🥀BÖLÜM YİRMİ BEŞ🥀

9.6K 491 111
                                    

Öncelikle bu bölümle ilgili yorumlarınızı cidden merak ediyorum. Lütfen yorumsuz geçmeyin.



Kağıtta aynen şöyle yazıyordu.

"Daima yanımda olur musun, can özüm?"

Bunun tam olarak ne anlama geldiğinden pek emin değildim. Yinede bu umurumda olmadı. Sadece başımı salladım. Dolan gözlerimi hafifçe silerek, gülümsedim. Kocaman gülümsedim.

Benim bu kocaman gülümsemem, ondada silik bir tebessüme yol açmıştı. Gözlerimi yavaşça kapayıp, avcunu avcuma hapsettim. Sakince aralandı dudaklarım.

"Olurum," dedim. "Hemde sonsuza dek."

Birkaç saniye geçti yada geçmedi, başını omzumun üzerinde hissettim. Gülümseyerek kabul ettim onu. Mutluydum.

Elimi daha sıkıca kavrayıp, göz bebeklerini gür kirpikleriyle perdeledi. Yavaşça kapanan gözlerinin ardında neler yattığını bilmiyordum. Öylece uykuya daldı.

Kaç dakika geçti bilmiyorum. Önemi de yoktu şayet. Mine Hanım girdi içeriye. Önce bana, ardından kavuşmuş ellerimize baktı. Sonradan ise gözlerinin parıldayışına gerçekten şahit olmuştum. Bunu onun için yaptığımı mı sanıyordu? Biraz sonra sarf ettiği sözler bunu kanıtlar nitelikteydi.

"Teşekkür ederim Nira. Şuan onun elini tutmuş yanındasın. Çok teşekkür ederim beni kırmadığın için." Diye fısıldayışıyla gözlerim kocaman açılmıştı. Dişlerimin biraz sıkıldığını anladığımda, sinirlenmemek için derin bir nefes alarak yanıtladım.

"Bunun sizle hiçbir alakası yok Mine Hanım. Bana boşuna teşekkür etmeyin."

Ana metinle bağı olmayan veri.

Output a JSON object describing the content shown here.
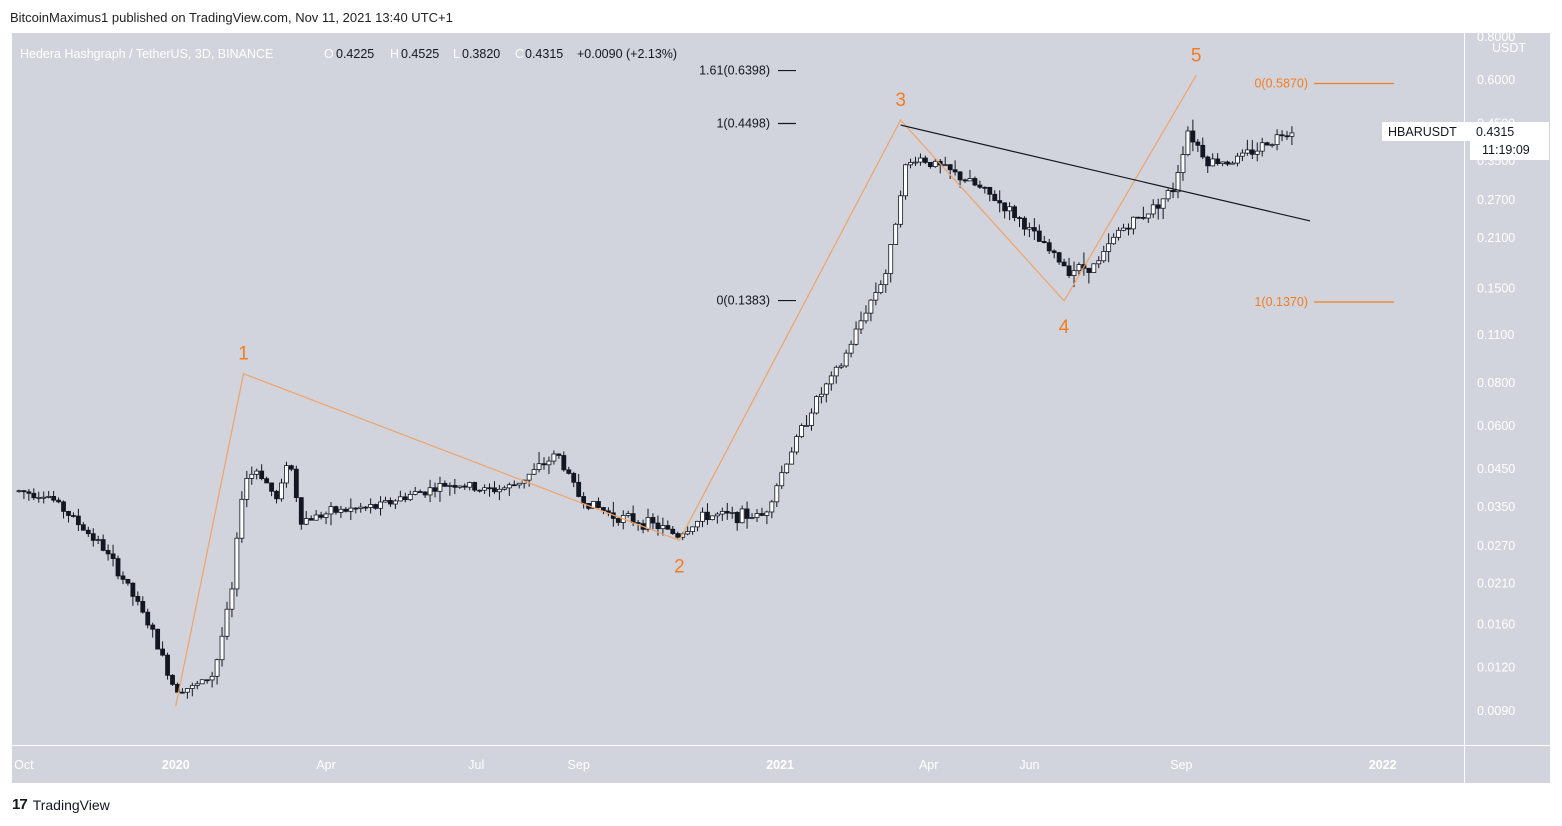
{
  "header": {
    "text": "BitcoinMaximus1 published on TradingView.com, Nov 11, 2021 13:40 UTC+1"
  },
  "footer": {
    "logo": "17",
    "brand": "TradingView"
  },
  "colors": {
    "background": "#d1d4dc",
    "accent_orange": "#f57c1f",
    "wave_line": "#f0a36a",
    "candle": "#131722",
    "trendline": "#131722"
  },
  "legend": {
    "symbol": "Hedera Hashgraph / TetherUS, 3D, BINANCE",
    "open_key": "O",
    "open": "0.4225",
    "high_key": "H",
    "high": "0.4525",
    "low_key": "L",
    "low": "0.3820",
    "close_key": "C",
    "close": "0.4315",
    "change": "+0.0090 (+2.13%)"
  },
  "price_badge": {
    "symbol": "HBARUSDT",
    "price": "0.4315",
    "countdown": "11:19:09"
  },
  "chart_data": {
    "type": "candlestick",
    "title": "Hedera Hashgraph / TetherUS, 3D, BINANCE",
    "y_unit": "USDT",
    "y_scale": "log",
    "ylim": [
      0.008,
      0.8
    ],
    "y_ticks": [
      "0.8000",
      "0.6000",
      "0.4500",
      "0.3500",
      "0.2700",
      "0.2100",
      "0.1500",
      "0.1100",
      "0.0800",
      "0.0600",
      "0.0450",
      "0.0350",
      "0.0270",
      "0.0210",
      "0.0160",
      "0.0120",
      "0.0090"
    ],
    "x_ticks": [
      {
        "label": "Oct",
        "date": "2019-10-01",
        "bold": false
      },
      {
        "label": "2020",
        "date": "2020-01-01",
        "bold": true
      },
      {
        "label": "Apr",
        "date": "2020-04-01",
        "bold": false
      },
      {
        "label": "Jul",
        "date": "2020-07-01",
        "bold": false
      },
      {
        "label": "Sep",
        "date": "2020-09-01",
        "bold": false
      },
      {
        "label": "2021",
        "date": "2021-01-01",
        "bold": true
      },
      {
        "label": "Apr",
        "date": "2021-04-01",
        "bold": false
      },
      {
        "label": "Jun",
        "date": "2021-06-01",
        "bold": false
      },
      {
        "label": "Sep",
        "date": "2021-09-01",
        "bold": false
      },
      {
        "label": "2022",
        "date": "2022-01-01",
        "bold": true
      }
    ],
    "price_path": [
      [
        "2019-09-28",
        0.039
      ],
      [
        "2019-10-18",
        0.038
      ],
      [
        "2019-11-01",
        0.033
      ],
      [
        "2019-11-20",
        0.027
      ],
      [
        "2019-12-05",
        0.021
      ],
      [
        "2019-12-20",
        0.0155
      ],
      [
        "2020-01-03",
        0.0105
      ],
      [
        "2020-01-15",
        0.0105
      ],
      [
        "2020-01-27",
        0.0115
      ],
      [
        "2020-02-07",
        0.02
      ],
      [
        "2020-02-14",
        0.042
      ],
      [
        "2020-02-23",
        0.045
      ],
      [
        "2020-03-06",
        0.036
      ],
      [
        "2020-03-12",
        0.05
      ],
      [
        "2020-03-20",
        0.032
      ],
      [
        "2020-04-10",
        0.034
      ],
      [
        "2020-05-05",
        0.035
      ],
      [
        "2020-05-25",
        0.038
      ],
      [
        "2020-06-20",
        0.041
      ],
      [
        "2020-07-10",
        0.039
      ],
      [
        "2020-07-25",
        0.04
      ],
      [
        "2020-08-10",
        0.045
      ],
      [
        "2020-08-22",
        0.05
      ],
      [
        "2020-09-05",
        0.037
      ],
      [
        "2020-09-25",
        0.033
      ],
      [
        "2020-10-20",
        0.031
      ],
      [
        "2020-11-03",
        0.029
      ],
      [
        "2020-11-20",
        0.033
      ],
      [
        "2020-12-10",
        0.033
      ],
      [
        "2020-12-25",
        0.033
      ],
      [
        "2021-01-10",
        0.05
      ],
      [
        "2021-01-25",
        0.07
      ],
      [
        "2021-02-10",
        0.09
      ],
      [
        "2021-02-25",
        0.13
      ],
      [
        "2021-03-10",
        0.17
      ],
      [
        "2021-03-20",
        0.33
      ],
      [
        "2021-03-28",
        0.36
      ],
      [
        "2021-04-15",
        0.33
      ],
      [
        "2021-05-01",
        0.3
      ],
      [
        "2021-05-15",
        0.27
      ],
      [
        "2021-05-28",
        0.24
      ],
      [
        "2021-06-12",
        0.2
      ],
      [
        "2021-06-28",
        0.17
      ],
      [
        "2021-07-15",
        0.175
      ],
      [
        "2021-07-28",
        0.22
      ],
      [
        "2021-08-15",
        0.25
      ],
      [
        "2021-08-30",
        0.29
      ],
      [
        "2021-09-08",
        0.43
      ],
      [
        "2021-09-20",
        0.35
      ],
      [
        "2021-10-05",
        0.35
      ],
      [
        "2021-10-20",
        0.38
      ],
      [
        "2021-11-08",
        0.4315
      ]
    ],
    "elliott_waves": [
      {
        "label": "1",
        "date": "2020-02-11",
        "price": 0.085,
        "position": "above"
      },
      {
        "label": "2",
        "date": "2020-11-01",
        "price": 0.028,
        "position": "below"
      },
      {
        "label": "3",
        "date": "2021-03-15",
        "price": 0.46,
        "position": "above"
      },
      {
        "label": "4",
        "date": "2021-06-22",
        "price": 0.138,
        "position": "below"
      },
      {
        "label": "5",
        "date": "2021-09-10",
        "price": 0.62,
        "position": "above"
      }
    ],
    "wave_path": [
      [
        "2020-01-01",
        0.0093
      ],
      [
        "2020-02-11",
        0.085
      ],
      [
        "2020-11-01",
        0.028
      ],
      [
        "2021-03-15",
        0.46
      ],
      [
        "2021-06-22",
        0.138
      ],
      [
        "2021-09-10",
        0.62
      ]
    ],
    "trendline": [
      [
        "2021-03-15",
        0.445
      ],
      [
        "2021-11-18",
        0.235
      ]
    ],
    "fib_levels_left": [
      {
        "label": "1.61(0.6398)",
        "price": 0.6398
      },
      {
        "label": "1(0.4498)",
        "price": 0.4498
      },
      {
        "label": "0(0.1383)",
        "price": 0.1383
      }
    ],
    "fib_levels_right": [
      {
        "label": "0(0.5870)",
        "price": 0.587
      },
      {
        "label": "1(0.1370)",
        "price": 0.137
      }
    ]
  }
}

Hızla başını iki yana salladı. Bir anda yüzü değişmişti. Farklı bir hal almıştı.

"Olsun yada olmasın. Sen onun yanındasın ve o mutlu Nira. Sadece bana onun gerçekten mutlu olduğunu gösterdiğin için bile sana binlerce kez teşekkür edebilirim."

Derince bir nefesi ciğerlerime doldurup, biraz bekledim. Ardından aralandı dudaklarım.

"İnanın buna hiç gerek yok Mine Hanım. Çünkü ben oğlunuzu sevdiğim için yanındayım. Başka hiçbir şey için değil."

♤♤♤

Poyraz Bey, şuan odasında uyuyordu. Yine bazı ilaçlar verilmişti. Ben ise kantinde kahve içiyordum. Biraz uykum gelmişti ve açılması için çabalıyordum.

Ama yanıma yaklaşan Mine Hanım'ın adımları, kahveden çok daha etkili olmuştu. Gerçekten bu kadın beni bazen, bariz bir şekilde huzursuz ediyordu. Önemsememeye çalıştım.

Yanımda bittiğinde, hiç duraksamadan konuya girmişti.

"Beni yanlış anlamanı istemiyorum Nira."

Kahve bardağını masaya bırakıp, kafamı ona kaldırdım.

"Neyi yanlış anlıyorum Mine Hanım?"

Hızlıca devam etti sözlerine.

"Bak, ben elbette senin benim lafımla Poyraz'la olmayacağını biliyorum. Heleki Poyraz'ı sevdiğini söyledin ya, dünyalar benim oldu. O anki mutluluğumla saçmaladım biraz, kusuruma bakma."

Başımı salladım.

"Lütfen bidaha böyle şeyler söylemeyin Mine Hanım. Bu beni olduğu kadar, Poyaz Bey'i de üzer."

Hızlıca sıraladı kelimelerini.

"Asla olmayacak."

Başımı sallayarak kahvemden kocaman bir yudum aldım. Başka birşey de konuşmamıştık zaten. Mine Hanım neden herşeye bu kadar burnunu sokuyordu ki? Ben oğlunu sevmesem onu kandıracak, seviyorum diyecek kadar adi bir kadın mıydım? Asla değildim.